Lors de l’atelier sophrologie destiné aux personnes aidées, Brigitte explique, de sa voix douce et posée, que « cette démarche de développement personnel permet d’entraîner le corps et l’esprit pour tendre vers une meilleure harmonie et un état de bien-être ». Le groupe expérimente des pratiques de respiration, chacun essayant de se relâcher, d’être à l’écoute de soi. Orizia estime « que ces exercices sont importants pour le bien-être. Je me dis : tu n’es pas fichue. Ton corps a beaucoup de ressources. Il faut les utiliser. »
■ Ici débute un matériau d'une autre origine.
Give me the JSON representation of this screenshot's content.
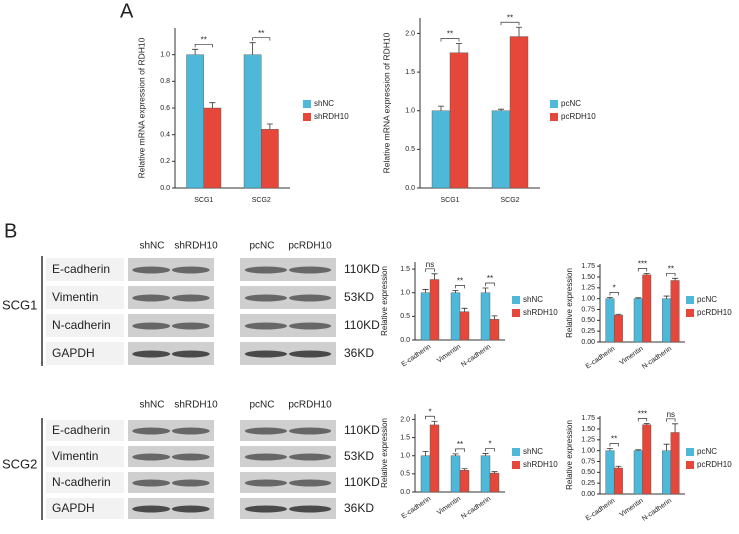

Aidants et aidés partagent aussi des moments, comme cette excursion au cirque de Gavarnie qui ravive chez Nicole des souvenirs de visites antérieures. La météo n’est certes pas au rendez-vous ce jour-là, mais « un petit coin de ciel bleu s’est invité pour nous laisser le temps de profiter du panorama », s’amuse Claire. Enthousiaste, elle livre son regard sur ces quelques jours partagés à Cauterets : « L’emploi du temps préparé alterne activités, excursions et temps de repos. Le groupe, confronté à la maladie et au handicap, comprend les situations de chacun et porte un regard bienveillant sur la différence, cela fait du bien. Notre appartenance commune à la grande famille agricole joue aussi dans cette cohésion. Ce séjour est un temps fort qui donne de l’humanité. »
L’activité physique
est primordiale
pour préserver l’autonomie.
Avec la crise sanitaire, nous vivons une période particulière. Beaucoup n’ont plus pratiqué leurs activités de groupe depuis des mois. Les ateliers proposés lors du séjour sont aussi là pour combler ce manque et donner des clés pour un travail régulier. L’activité physique est primordiale pour maintenir l’autonomie le plus longtemps possible. On peut repousser la fonte musculaire liée à l’âge, lutter contre les maladies… Je propose aux participants la pratique de l’échauffement pour la mobilité articulaire, le renforcement musculaire, le travail sur le souffle, le rythme, la coordination… Ces exercices ne nécessitent pas d’équipement particulier. Ils peuvent donc être facilement reproduits à la maison et agissent comme une rupture avec un quotidien parfois lourd. Cela permet de passer un bon moment à deux et de se détendre. Ici, l’activité crée également du lien social entre les gens, dans une ambiance conviviale et d’entraide. Le but de ce séjour est aussi d’éviter l’isolement. Avec eux, je passe de super moments. Pour moi, c’est une récompense car ils se font plaisir. »
Ils ont souvent du mal
à lâcher prise.
Habituellement, Françoise et Bernard interviennent à domicile pour remplacer l’aidant auprès de la personne dépendante par l’âge, la maladie, le handicap, afin de lui permettre de se reposer ou de s’absenter en toute tranquillité d’esprit, de quelques heures à plusieurs jours consécutifs. Dans le cadre de ce séjour, ils assurent une présence constante au sein du groupe. Bernard a l’habitude d’accompagner des séjours vacances pour l’association France Alzheimer. « Ici, je suis un coordinateur, un facilitateur qui assiste les personnes aidées pour écarter les inquiétudes au sein du groupe – sans oublier celles des aidants. » Cet ancien salarié dans le secteur de l’aéronautique est très sensibilisé à la question, lui-même « aidant dans ma vie personnelle – pour mon frère puis ma sœur. Pour moi, c’est une mission de vie. Il y a des besoins et j’ai du temps. Donc je le fais. » Rassurer, accompagner mais aussi « faire comprendre aux aidants qu’ils peuvent s’autoriser à prendre du temps pour eux, seuls, souligne Françoise. Ils ont souvent du mal à lâcher prise. Nous sommes là pour prendre soin des personnes aidées afin qu’ils profitent de moments de détente et qu’ils comprennent que les choses peuvent se faire sans eux ».